Ruvalcaba convincingly set the standard for a district court reviewing a prisoner's proposed reasons for compassionate release, making it clear that district courts have the discretion to review prisoner-initiated motions by taking the holistic, any-complex-of-circumstances approach we discussed earlier. Id. at 27, 28. See generally id. at 29-32 (Barron, J., concurring) (expounding, by way of example, on the “soundness” of the premise “that there may be an 'extraordinary and compelling reason' to reduce the sentence when a particular statutory change is considered in the context of the defendant's individualized circumstances”). Indeed, this approach makes sense. After all, it is possible that the whole may be greater than the sum of its parts, and reasons that might not do the trick on their own may combine to constitute circumstances that warrant a finding that the reasons proposed are, in the aggregate, extraordinary and compelling. This is not to say that a district court must find a certain number of extraordinary and compelling reasons. Rather, in conducting their reviews, district courts should be mindful of the holistic context of a defendant's individual case when deciding whether the defendant's circumstances satisfy the “extraordinary and compelling” standard -- “any complex of circumstances” contemplates that any number of reasons may suffice on a case-by-case basis, whether it's one, two, or ten. See id. at 28. Granted, Ruvalcaba did not address the merits of whether any particular reason or complex of circumstances actually met the “extraordinary and compelling” standard's substantive criteria (nor do we do so now, as we'll explain). And the Ruvalcaba court's instruction to district courts to generally consider “any complex of circumstances” does not foreclose a conclusion that certain reasons, standing alone, may be insufficient as a matter of law when measured against the “extraordinary and compelling” standard. We identified in Ruvalcaba, for example, that a change in sentencing law, standing alone, cannot suffice.

Against this backdrop, consider again the district court's reasoning in granting Trenkler's compassionate release motion.... In the end, our careful review of the district court's thorough (but pre-Ruvalcaba) decision leaves us uncertain as to whether it took a holistic approach when reviewing Trenkler's proposed reasons and ultimately concluding that the sentencing error constituted a sufficiently extraordinary and compelling reason to grant relief.

In the normal course, this is where we would come in, applying abuse-of-discretion review to assess the district court's work on the compassionate release motion, holding it up against our precedent to assess the accuracy of the analysis offered. But, at this juncture, the circumstances of this case prompt us to take a different tack.... This prudential approach is especially apt here because the district court's proposed sentence reduction, even if affirmed, would have no practical effect until sometime in the future.

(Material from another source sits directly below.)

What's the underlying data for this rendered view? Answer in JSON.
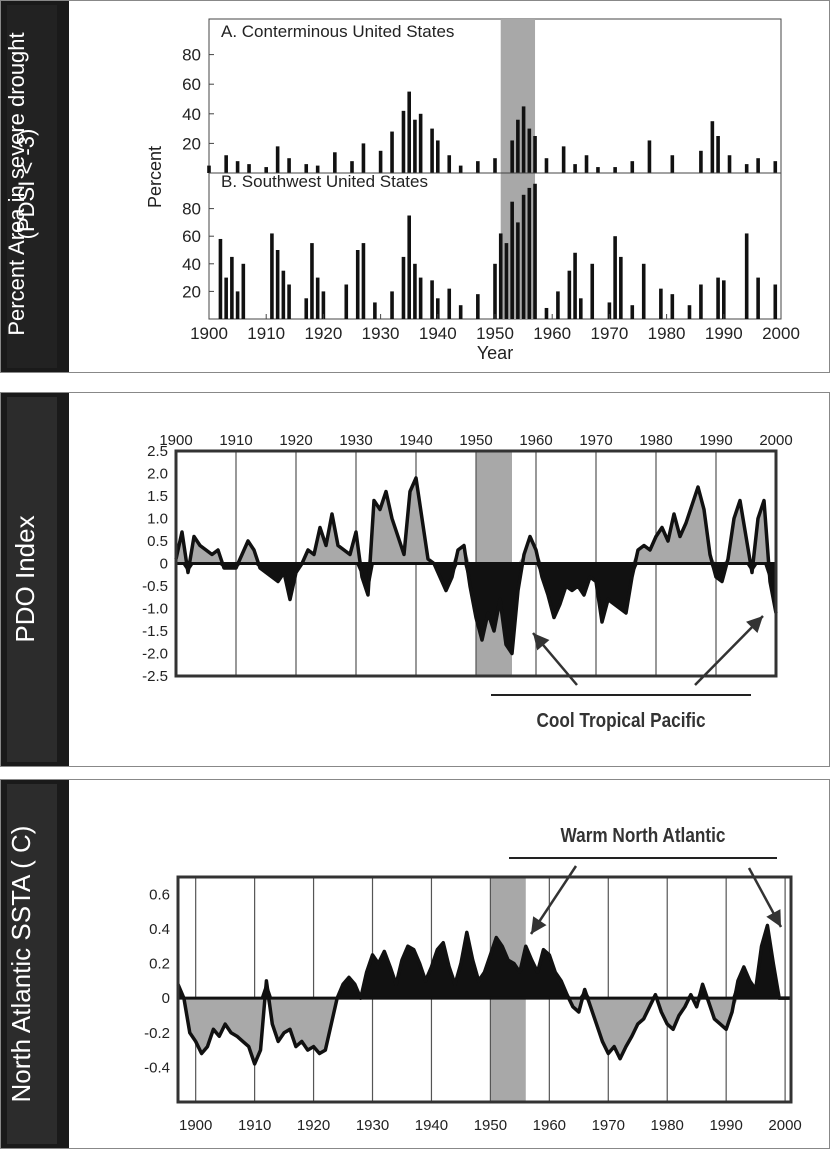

On remand, the district court is permitted to consider any factual developments that have transpired since its May 2021 opinion issued, such as shifts in Trenkler's health status or the ever-evolving COVID-19 pandemic. We close with this: Today's opinion should not be read as a rejection or endorsement of the district court's outcome or any of its analysis of Trenkler's proposed reasons for granting compassionate release. We express no view as to what should happen on remand."

Death Watch (Note: The BOP press website announces BOP COVID-related deaths here.) The BOP has identified no new COVID-related fatalities. The total number COVID-related inmate deaths remains at 306. Eleven of the inmates died while on home confinement. Staff deaths remain at 7.